The sad thing about experiences is that they are fleeting. They are just as temporary if not more-so that everything else that is this world. Our memories are what we were given to maintain these cursory events. But, with genes like mine, I know better than to hang my hat on the securities of the mind. Some 5,000 years ago, perhaps my ancestors had a similar idea and got around to inventing the written language. So now we all have our words, a sound way to hold onto memories no doubt but cumbersome and unwieldy. Early in the 20th Century an ongoing advancement in technology prompted a newspaper to write “”Use a picture. It’s worth a thousand words.”

So there it is. The means for capturing experiences. Photography and more recently videography: “GoPro or go home” I like to say.

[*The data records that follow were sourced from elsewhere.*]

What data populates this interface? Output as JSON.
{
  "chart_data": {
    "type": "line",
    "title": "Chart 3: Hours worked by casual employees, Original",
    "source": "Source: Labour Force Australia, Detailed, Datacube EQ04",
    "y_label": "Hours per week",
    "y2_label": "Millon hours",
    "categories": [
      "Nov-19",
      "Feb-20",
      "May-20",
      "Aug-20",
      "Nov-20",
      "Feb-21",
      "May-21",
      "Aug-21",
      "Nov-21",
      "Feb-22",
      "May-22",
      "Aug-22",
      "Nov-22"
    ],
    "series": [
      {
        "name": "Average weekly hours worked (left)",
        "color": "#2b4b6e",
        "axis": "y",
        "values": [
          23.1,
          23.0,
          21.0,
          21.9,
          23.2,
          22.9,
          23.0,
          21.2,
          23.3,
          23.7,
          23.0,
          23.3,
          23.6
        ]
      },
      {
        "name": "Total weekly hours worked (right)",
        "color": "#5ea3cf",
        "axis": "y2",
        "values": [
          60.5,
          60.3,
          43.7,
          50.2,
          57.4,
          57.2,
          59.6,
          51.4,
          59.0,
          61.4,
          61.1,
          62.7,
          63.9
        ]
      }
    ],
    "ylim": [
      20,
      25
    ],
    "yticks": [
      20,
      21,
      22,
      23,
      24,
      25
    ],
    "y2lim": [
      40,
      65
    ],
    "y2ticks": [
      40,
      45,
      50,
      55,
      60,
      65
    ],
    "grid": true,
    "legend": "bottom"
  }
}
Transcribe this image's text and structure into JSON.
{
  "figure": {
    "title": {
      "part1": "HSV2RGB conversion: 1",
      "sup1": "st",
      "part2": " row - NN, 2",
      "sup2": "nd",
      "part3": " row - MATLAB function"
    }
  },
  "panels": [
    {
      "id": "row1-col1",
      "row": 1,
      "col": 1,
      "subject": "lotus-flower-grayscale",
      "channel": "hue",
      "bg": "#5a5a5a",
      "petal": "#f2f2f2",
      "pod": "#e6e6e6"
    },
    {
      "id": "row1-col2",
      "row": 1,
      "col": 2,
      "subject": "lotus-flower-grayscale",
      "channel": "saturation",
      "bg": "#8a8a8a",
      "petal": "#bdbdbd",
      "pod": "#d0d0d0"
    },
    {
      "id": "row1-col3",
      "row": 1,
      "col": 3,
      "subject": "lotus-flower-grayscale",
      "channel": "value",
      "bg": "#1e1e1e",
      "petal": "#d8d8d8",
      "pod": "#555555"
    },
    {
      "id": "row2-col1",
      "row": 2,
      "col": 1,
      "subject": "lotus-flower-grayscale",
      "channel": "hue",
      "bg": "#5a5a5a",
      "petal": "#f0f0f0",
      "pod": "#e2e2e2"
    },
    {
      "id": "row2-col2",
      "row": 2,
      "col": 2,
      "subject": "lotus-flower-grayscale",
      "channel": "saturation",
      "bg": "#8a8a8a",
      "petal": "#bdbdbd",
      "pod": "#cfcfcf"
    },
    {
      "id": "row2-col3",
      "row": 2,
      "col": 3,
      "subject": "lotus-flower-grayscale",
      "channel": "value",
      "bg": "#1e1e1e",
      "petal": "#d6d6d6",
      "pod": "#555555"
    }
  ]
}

I bought into both of these documenting technologies quite a while ago. Effective and concise. Yet…

I don’t know when or where the thought crossed my mind, **hereditary memory loss** but I know that it was while I was traveling. It occurred to me that while I travel for the experiences, the experience often becomes marred or completely missed by the desire, the NEED to document them. Yet, time and time again I am in full-on documentation mode.

I blame Facebook.

What a predicament that I am in. An existence filled with marred- once documented experiences now completely lost to the void that is the eidolic chasm of cyber-purgatory. While it’s deeply troubling in terms of immense time and finances lost, I cannot help but feel a bit lightened as I was a few months back when I lost that bulky wallet.

I cannot help but think that fate or something bigger is working to whittle me down like a Tiger Cubs pinewood derby car. I imagine if my Macbook Pro were to bite the dust, or my camera were to end up in the drink, that it would probably be the last straw. I would quietly slip off my shoes and head for the wilderness, one day to possibly return to civilization in a quaint tiny house on wheels. Me my cat, and her 13 stitches.